I do not know exactly why I did so, perhaps because she was in a wheelchair and seemed to be struggling with the bags on her lap; they seemed to be so precariously balanced as she drove the wheels. The sweeping movements of her arms made a hypnotic rhythm all of their very own. It was as if she could propel herself to an alternate future, a different destiny, one in which she was not disabled or confined to a wheelchair.

It is always hard, I think, my dear diary, to proffer assistance in such circumstance; the wheelchair-user does not, in the main, consciously curry pity. Theirs is a life which brooks no meek sentimentality from us, the able- bodied, those able to walk. The wheelchair-user does not even, on occasion, favour the term ‘disabled’; in what way are they any more disabled than the chronically obese? They, or so they would argue, certainly get around better on two wheels than the obese do on the two legs that a generous God gave to them; they are not, at least, perpetually out of breath and constipated. They do not need or require our social compassion; that inadequate semblance of a desire to help, as if help were needed.

And yet, something tugged at my heart. Perhaps it was her beauty, her indecipherable radiance which moved me, although I did not know whence such a glowing aura might spring. Perhaps it was the flawless olive skin of her face and her bare arms. Perhaps it was her will, the ineffable desire to struggle alone. Perhaps it was the inevitable loss of the bags from her lap. I do not know, diary, but I came upon her and I offered my assistance, scant though it was or could ever be.

“I will be happy to push you,” I said. “If you would be good enough to tell me where you are going, I will gladly help. If I push, you can then hold the bags fast against your chest and this will prevent their falling as they surely must on your journey home.”

“I have no need of your help,” she replied politely but then paused as if another thought, contrary to the first, had passed through her mind. “However, perhaps I do need some help; these bags are awkward to position. I have bought far more shopping than I intended. I live but a short walk from here; I will direct you. I thank you for your kindness; the kindness of strangers.”

We, I, walked in the summer sunshine; we swopped names and I asked questions. Why was she in a wheelchair? Did she have a job; how did she cope? At each response, she looked back, turning her head, searching for my eyes; she reminded me of a Leonardo or a Raphael drawing I had once seen or perhaps a painting. The way her hair gently fell in cascades of ebony or, perhaps, it was her eyes, sharply shifted to the very corners of their sockets as she peered up at me; so difficult for all but the most accomplished of draughtsmen to achieve. As other images, Leonardo or Raphael, Michelangelo, Dürer, portraits of noblewomen, flashed through my mind, images which perversely flattered not to deceive but to reflect the true beauty of the sitter, I was held captive by her smile, her laughter, the radiance of her eyes as she told her sorry tale of MS, multiple sclerosis, and how some days were better than others; a tale of days when she did not have to use the wheelchair, especially so today. The motorised chair was being repaired.

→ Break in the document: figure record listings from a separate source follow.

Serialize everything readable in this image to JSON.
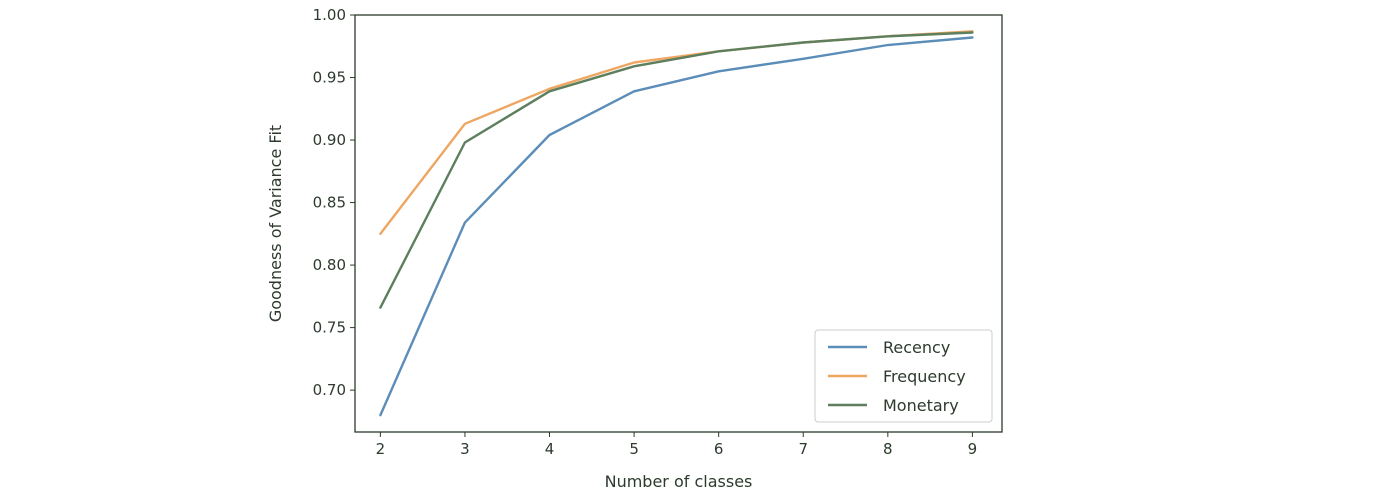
{
  "chart_data": {
    "type": "line",
    "xlabel": "Number of classes",
    "ylabel": "Goodness of Variance Fit",
    "x": [
      2,
      3,
      4,
      5,
      6,
      7,
      8,
      9
    ],
    "xlim": [
      1.7,
      9.35
    ],
    "ylim": [
      0.6665,
      1.0
    ],
    "xticks": [
      2,
      3,
      4,
      5,
      6,
      7,
      8,
      9
    ],
    "yticks": [
      0.7,
      0.75,
      0.8,
      0.85,
      0.9,
      0.95,
      1.0
    ],
    "ytick_labels": [
      "0.70",
      "0.75",
      "0.80",
      "0.85",
      "0.90",
      "0.95",
      "1.00"
    ],
    "xtick_labels": [
      "2",
      "3",
      "4",
      "5",
      "6",
      "7",
      "8",
      "9"
    ],
    "grid": false,
    "legend_placement": "lower-right",
    "series": [
      {
        "name": "Recency",
        "color": "#5b8db8",
        "values": [
          0.68,
          0.834,
          0.904,
          0.939,
          0.955,
          0.965,
          0.976,
          0.982
        ]
      },
      {
        "name": "Frequency",
        "color": "#eea763",
        "values": [
          0.825,
          0.913,
          0.941,
          0.962,
          0.971,
          0.978,
          0.983,
          0.987
        ]
      },
      {
        "name": "Monetary",
        "color": "#5d7f5d",
        "values": [
          0.766,
          0.898,
          0.939,
          0.959,
          0.971,
          0.978,
          0.983,
          0.986
        ]
      }
    ]
  }
}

After about 15 minutes of slow-paced walking, in a small cul-de-sac, she indicated a house; a house in which she lived; a house with a small garden in front filled with dwarf roses, camellias and a large rhododendron bush; a late Victorian-era house, a house like any other. I trod the ramp up to the door and paused.

“You have been so very kind,” she said, as she fumbled in her handbag for her house keys. “Won’t you come in for some tea?”

I was caught on the horns of that eternal dilemma, my dear diary; does someone genuinely seek your company or are they just being polite? Are they asking, in the hope that you will decline? Are they expecting that you have some more pressing business elsewhere so that they do not need to regurgitate, recycle, the inane niceties of our urban existence? I accepted her offer; tea would be extremely pleasurable after my minor exertions. And she was beautiful; tea would be an exquisite pleasure, bathed in that gaze. You could, if you were human, become truly lost in those eyes and in that smile.

I walked, drove, her across the threshold as she unlocked the porch door; the propylaeum of her demesne.